Tradycyjne ładowanie może dla niektórych wydawać się już passé. Po co zużywać gniazdo USB-C i poświęcać czas na trafienie kablem, skoro można położyć sprzęt na ładowarce indukcyjnej? W tej kwestii iPhone może wkrótce zaskoczyć Androidowych rywali.
Bezprzewodowe 15 lat
Celem założonego 17 grudnia 2008 roku Wireless Power Consortium było stworzenie i popularyzacja ładowania indukcyjnego. Standard Qi (czyt. czi) w wersji 1.0, opracowany przez WPC, zadebiutował w 2010 roku, choć pierwszy smartfon z bezprzewodowym ładowaniem pojawił się nieco wcześniej. W 2009 roku na półki sklepowe trafił Palm Pre, który umożliwiał uzupełnianie stanu baterii bez wpinania kabla w gniazdo.
13 lat po zaprezentowaniu standardu Qi w wersji 1.0, w 2023 roku poznaliśmy założenia Qi 2.0. Nowa generacja wprowadza obsługę Magnetic Power Profil, jeszcze lepsze wykrywanie urządzeń czy operowanie na częstotliwości 360 kHz. Oprócz tego możemy liczyć na szybsze ładowanie, lepszą wydajność i wygodę użytkowania. Wireless Power Consortium podało, że pierwsze urządzenia kończą właśnie proces certyfikacyjny.

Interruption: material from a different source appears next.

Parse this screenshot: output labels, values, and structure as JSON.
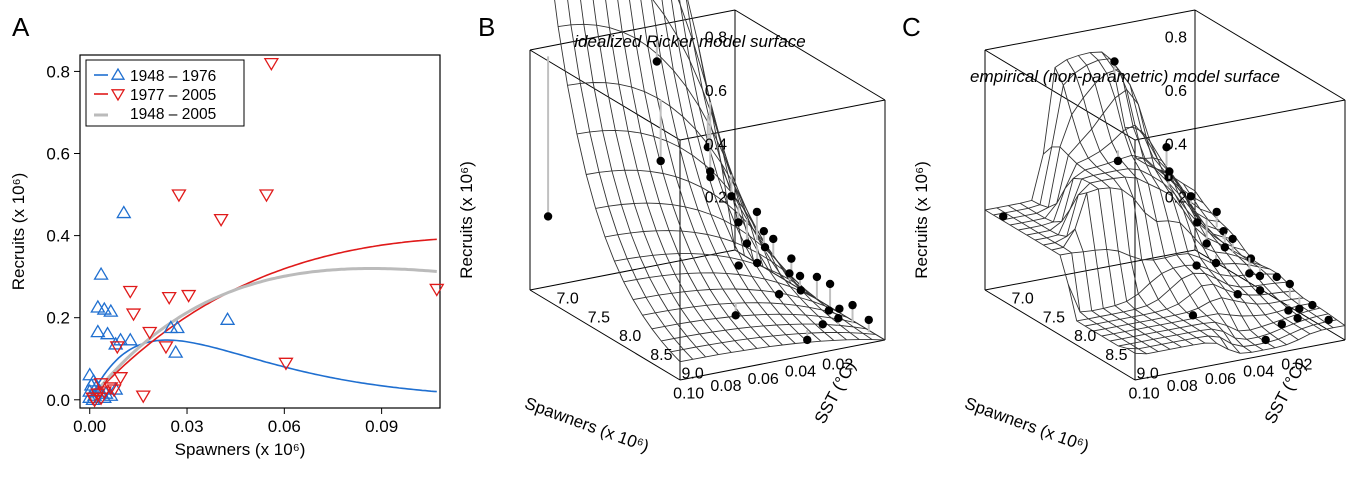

Certyfikowane ładowarki Qi 2 oferują płynniejsze oraz szybsze ładowanie, które jest bardziej wydajne energetycznie i zapewnia szerszy zakres współdziałania. Dodatkowo, magnetyczny uchwyt Qi 2 sprawi, że klienci nie będą musieli męczyć się z dostosowywaniem pozycji urządzeń tak, aby ustawienie telefonu względem ładowarki było idealne. Paul Struhsaker, prezes wykonawczy WPC
iPhone z Qi 2
Kiedy wspomniane wyżej nowinki pojawią się rynku? Według oficjalnego komunikatu prasowego WPC, pierwsze produkty trafią na półki w okresie świątecznym 2023 roku. Prawda jest jednak taka, że Qi w wersji 2.0 niejako jest już wśród nas. Smartfonem, który uzyska tytuł „pierwszego telefonu z ładowaniem Qi 2”, będzie iPhone 15.
Jak to możliwe? Smartfony opracowano w zgodzie z nowym standardem, jednak muszą one przejść długi i żmudny proces certyfikacji, który zakończy się w ciągu najbliższych tygodni. Jak tylko konsorcjum da Apple zielone światło, gigant z Cupertino odblokuje Qi 2, najprawdopodobniej za pomocą aktualizacji systemowej iOS 17.2. Wkrótce do smartfona Apple dołączą również akcesoria Belkin, Mophie, Anker oraz Aircharge. WPC zdradza, że w kolejce do testów i certyfikacji stoi ponad sto urządzeń.
Fani iPhone’ów mają zatem powody do zadowolenia. Wszystko wskazuje bowiem na to, że po dokupieniu kompatybilnych akcesoriów lada chwila będą cieszyli się nowym standardem ładowania indukcyjnego. Kiedy ten zaszczyt dostąpi fanów Androida – nie wiadomo. Wątpię, by była to kwestia miesięcy. Gdybym miał wskazać najlepszego pretendenta po tej stronie świata tech, powiedziałbym, że standardem Qi 2 wkrótce pochwali się odwieczny rywal Apple, Samsung wraz z serią Galaxy S24, aczkolwiek to tylko spekulacja.